More work is needed to optimize the assay and more testing is needed before it becomes available in the clinic. Hansson believes the blood test may be able to improve the recognition, diagnosis, and care of people in the primary setting.
The research included 81 Arizona participants in Banner Sun Health Research Institute’s Brain Donation program, who had clinical assessments and provided blood samples in their last years of life and then had neuropathological assessments after they died; 699 participants in the Swedish BioFINDER Study who had clinical, brain imaging, cerebrospinal fluid (CSF), and blood-based biomarker assessments; and 522 Colombian autosomal dominant Alzheimer’s disease (ADAD)-causing mutation carriers and non-carriers from the world’s largest ADAD cohort.
In the Arizona cohort, the plasma p-tau217 assay distinguished between Arizona Brain donors with and without the subsequent neuropathological diagnosis of “intermediate or high likelihood Alzheimer’s” (i.e., characterized by plaques, as well as tangles that have at least spread to temporal lobe memory areas or beyond) with 89% accuracy; it distinguished between those with and without a diagnosis of “high likelihood Alzheimer’s” with 98% accuracy; and higher ptau217 measurements were correlated with higher brain tangle counts only in those persons who also had amyloid plaques.

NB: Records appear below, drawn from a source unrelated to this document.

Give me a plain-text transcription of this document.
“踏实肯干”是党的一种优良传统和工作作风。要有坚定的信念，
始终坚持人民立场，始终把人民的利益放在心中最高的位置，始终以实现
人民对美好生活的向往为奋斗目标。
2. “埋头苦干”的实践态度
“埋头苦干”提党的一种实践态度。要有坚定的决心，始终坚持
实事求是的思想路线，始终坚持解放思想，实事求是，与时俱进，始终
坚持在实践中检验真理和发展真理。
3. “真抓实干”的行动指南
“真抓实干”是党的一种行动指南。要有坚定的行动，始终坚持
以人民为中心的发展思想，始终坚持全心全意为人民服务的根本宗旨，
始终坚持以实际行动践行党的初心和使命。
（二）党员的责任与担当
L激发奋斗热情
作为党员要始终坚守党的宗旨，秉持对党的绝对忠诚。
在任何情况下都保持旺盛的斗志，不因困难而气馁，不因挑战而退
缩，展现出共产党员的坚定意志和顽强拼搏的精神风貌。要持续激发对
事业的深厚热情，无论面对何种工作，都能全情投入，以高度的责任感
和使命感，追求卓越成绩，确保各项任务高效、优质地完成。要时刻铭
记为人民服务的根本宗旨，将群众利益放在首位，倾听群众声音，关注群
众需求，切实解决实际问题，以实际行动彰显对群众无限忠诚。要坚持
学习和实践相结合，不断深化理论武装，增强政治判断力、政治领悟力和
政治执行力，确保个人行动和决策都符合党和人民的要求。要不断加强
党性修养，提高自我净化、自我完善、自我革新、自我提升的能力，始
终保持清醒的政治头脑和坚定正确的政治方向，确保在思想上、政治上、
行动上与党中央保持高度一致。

In the Swedish study, the assay distinguished between persons with the clinical diagnoses of Alzheimer’s and other neurodegenerative diseases with 96% accuracy, similar to tau PET scans and CSF biomarkers and better than several other blood tests and MRI measurements; and it distinguished between those with and without an abnormal tau PET scan with 93% accuracy.
The assay in the Columbia cohort began to distinguish between mutation carriers and non-carriers 20 years before their estimated age at the onset of mild cognitive impairment.

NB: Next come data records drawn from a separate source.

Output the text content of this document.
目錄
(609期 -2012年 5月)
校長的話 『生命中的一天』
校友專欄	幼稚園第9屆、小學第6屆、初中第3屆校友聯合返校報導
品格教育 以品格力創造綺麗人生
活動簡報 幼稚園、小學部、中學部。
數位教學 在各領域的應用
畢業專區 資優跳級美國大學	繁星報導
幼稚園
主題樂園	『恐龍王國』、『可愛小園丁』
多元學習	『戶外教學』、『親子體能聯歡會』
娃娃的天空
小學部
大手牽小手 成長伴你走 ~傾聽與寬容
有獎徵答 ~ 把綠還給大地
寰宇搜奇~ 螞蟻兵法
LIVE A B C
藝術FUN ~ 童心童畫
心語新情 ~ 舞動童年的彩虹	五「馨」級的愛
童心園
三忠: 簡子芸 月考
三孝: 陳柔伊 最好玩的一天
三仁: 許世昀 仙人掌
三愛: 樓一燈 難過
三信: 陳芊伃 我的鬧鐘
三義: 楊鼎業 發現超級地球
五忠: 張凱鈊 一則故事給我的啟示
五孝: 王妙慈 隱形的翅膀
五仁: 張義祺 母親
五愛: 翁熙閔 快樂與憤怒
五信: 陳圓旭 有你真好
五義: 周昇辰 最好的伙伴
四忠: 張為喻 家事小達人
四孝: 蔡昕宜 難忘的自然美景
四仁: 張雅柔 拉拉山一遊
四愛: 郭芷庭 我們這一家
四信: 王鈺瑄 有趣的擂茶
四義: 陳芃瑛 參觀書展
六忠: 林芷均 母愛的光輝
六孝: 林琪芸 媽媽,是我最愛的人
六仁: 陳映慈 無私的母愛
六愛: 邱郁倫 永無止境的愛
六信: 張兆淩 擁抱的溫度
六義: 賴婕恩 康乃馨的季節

The researchers noted, “The neuropathology cohort (cohort 1) with antemortem plasma samples included 81 participants. Eighteen (22%) had intermediate likelihood and 16 (20%) had high likelihood of AD. These 34 (42%) comprised the AD group; of these, 27 had dementia. Forty-seven (58%) comprised the non-AD group. The BioFINDER-2 study (cohort 2) included 699 clinically diagnosed participants, of whom 301 (43%) were controls (i.e., cognitively unimpaired), 178 (25%) had MCI, 121 (17%) had AD with dementia, and 99 (14%) had various other neurodegenerative diseases. The Colombian autosomal-dominant AD registry (cohort 3) included 622 participants, of whom 365 (59%) were PSEN1 mutation carriers and 257 (41%) age- and sex-matched noncarriers (controls). Among the mutation carriers, 259 (71%) were cognitively unimpaired and 106 (29%) cognitively impaired.”

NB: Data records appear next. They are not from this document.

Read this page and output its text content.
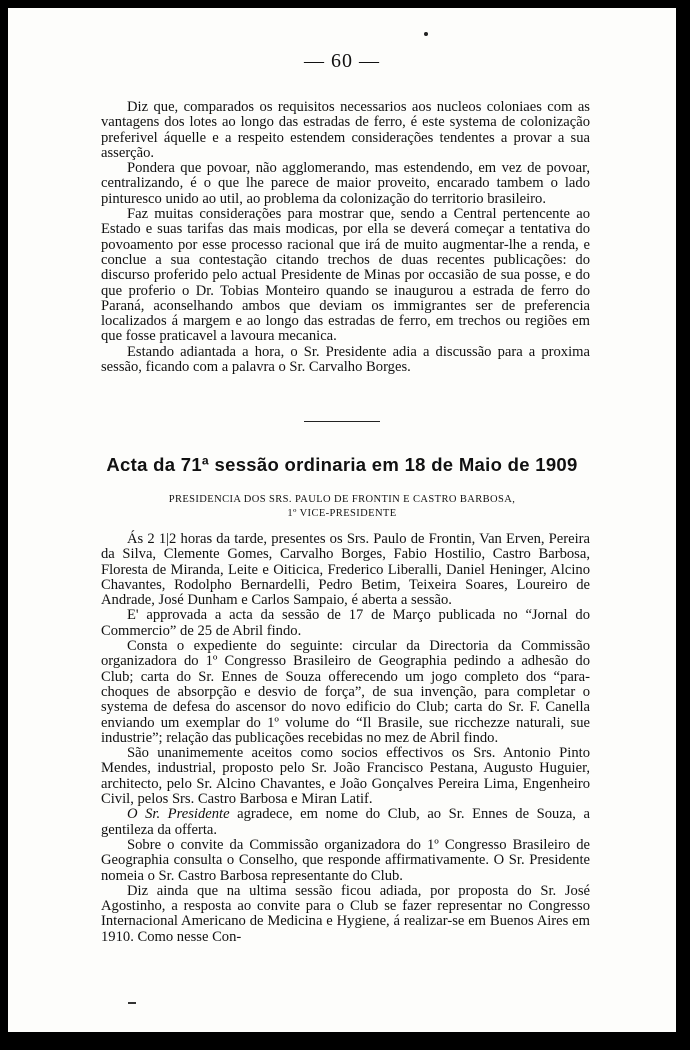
— 60 —

Diz que, comparados os requisitos necessarios aos nucleos coloniaes com as vantagens dos lotes ao longo das estradas de ferro, é este systema de colonização preferivel áquelle e a respeito estendem considerações tendentes a provar a sua asserção.

Pondera que povoar, não agglomerando, mas estendendo, em vez de povoar, centralizando, é o que lhe parece de maior proveito, encarado tambem o lado pinturesco unido ao util, ao problema da colonização do territorio brasileiro.

Faz muitas considerações para mostrar que, sendo a Central pertencente ao Estado e suas tarifas das mais modicas, por ella se deverá começar a tentativa do povoamento por esse processo racional que irá de muito augmentar-lhe a renda, e conclue a sua contestação citando trechos de duas recentes publicações: do discurso proferido pelo actual Presidente de Minas por occasião de sua posse, e do que proferio o Dr. Tobias Monteiro quando se inaugurou a estrada de ferro do Paraná, aconselhando ambos que deviam os immigrantes ser de preferencia localizados á margem e ao longo das estradas de ferro, em trechos ou regiões em que fosse praticavel a lavoura mecanica.

Estando adiantada a hora, o Sr. Presidente adia a discussão para a proxima sessão, ficando com a palavra o Sr. Carvalho Borges.

Acta da 71ª sessão ordinaria em 18 de Maio de 1909
PRESIDENCIA DOS SRS. PAULO DE FRONTIN E CASTRO BARBOSA,
1º VICE-PRESIDENTE

Ás 2 1|2 horas da tarde, presentes os Srs. Paulo de Frontin, Van Erven, Pereira da Silva, Clemente Gomes, Carvalho Borges, Fabio Hostilio, Castro Barbosa, Floresta de Miranda, Leite e Oiticica, Frederico Liberalli, Daniel Heninger, Alcino Chavantes, Rodolpho Bernardelli, Pedro Betim, Teixeira Soares, Loureiro de Andrade, José Dunham e Carlos Sampaio, é aberta a sessão.

E' approvada a acta da sessão de 17 de Março publicada no “Jornal do Commercio” de 25 de Abril findo.

Consta o expediente do seguinte: circular da Directoria da Commissão organizadora do 1º Congresso Brasileiro de Geographia pedindo a adhesão do Club; carta do Sr. Ennes de Souza offerecendo um jogo completo dos “para-choques de absorpção e desvio de força”, de sua invenção, para completar o systema de defesa do ascensor do novo edificio do Club; carta do Sr. F. Canella enviando um exemplar do 1º volume do “Il Brasile, sue ricchezze naturali, sue industrie”; relação das publicações recebidas no mez de Abril findo.

São unanimemente aceitos como socios effectivos os Srs. Antonio Pinto Mendes, industrial, proposto pelo Sr. João Francisco Pestana, Augusto Huguier, architecto, pelo Sr. Alcino Chavantes, e João Gonçalves Pereira Lima, Engenheiro Civil, pelos Srs. Castro Barbosa e Miran Latif.

O Sr. Presidente agradece, em nome do Club, ao Sr. Ennes de Souza, a gentileza da offerta.

Sobre o convite da Commissão organizadora do 1º Congresso Brasileiro de Geographia consulta o Conselho, que responde affirmativamente. O Sr. Presidente nomeia o Sr. Castro Barbosa representante do Club.

Diz ainda que na ultima sessão ficou adiada, por proposta do Sr. José Agostinho, a resposta ao convite para o Club se fazer representar no Congresso Internacional Americano de Medicina e Hygiene, á realizar-se em Buenos Aires em 1910. Como nesse Con-
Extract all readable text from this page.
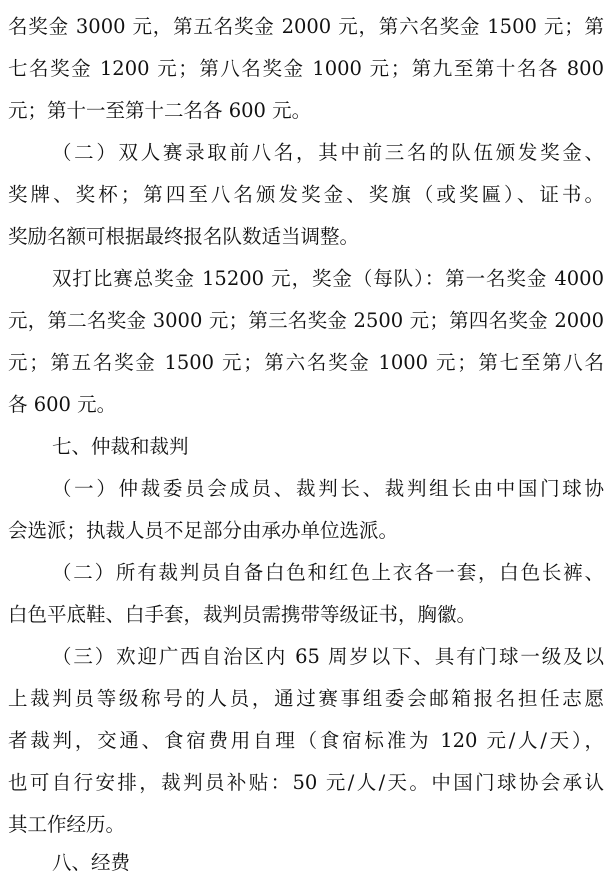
名奖金 3000 元，第五名奖金 2000 元，第六名奖金 1500 元；第
七名奖金 1200 元；第八名奖金 1000 元；第九至第十名各 800
元；第十一至第十二名各 600 元。
（二）双人赛录取前八名，其中前三名的队伍颁发奖金、
奖牌、奖杯；第四至八名颁发奖金、奖旗（或奖匾）、证书。
奖励名额可根据最终报名队数适当调整。
双打比赛总奖金 15200 元，奖金（每队）：第一名奖金 4000
元，第二名奖金 3000 元；第三名奖金 2500 元；第四名奖金 2000
元；第五名奖金 1500 元；第六名奖金 1000 元；第七至第八名
各 600 元。
七、仲裁和裁判
（一）仲裁委员会成员、裁判长、裁判组长由中国门球协
会选派；执裁人员不足部分由承办单位选派。
（二）所有裁判员自备白色和红色上衣各一套，白色长裤、
白色平底鞋、白手套，裁判员需携带等级证书，胸徽。
（三）欢迎广西自治区内 65 周岁以下、具有门球一级及以
上裁判员等级称号的人员，通过赛事组委会邮箱报名担任志愿
者裁判，交通、食宿费用自理（食宿标准为 120 元/人/天），
也可自行安排，裁判员补贴：50 元/人/天。中国门球协会承认
其工作经历。
八、经费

Researchers have made great progress in previous years in the development of amyloid blood tests. While more work is still needed before clinical use, the new blood test holds promise to advance the disease’s research and care in other important ways.
Eric Reiman, M.D., executive director of Banner Alzheimer’s Institute in Phoenix and a senior author on the study, added: “Blood tests like p-tau217 have the potential to revolutionize Alzheimer’s research, treatment, and prevention trials, and clinical care.”
“While there’s more work to do, I anticipate that their impact in both the research and clinical setting will become readily apparent within the next two years,” Reiman concluded.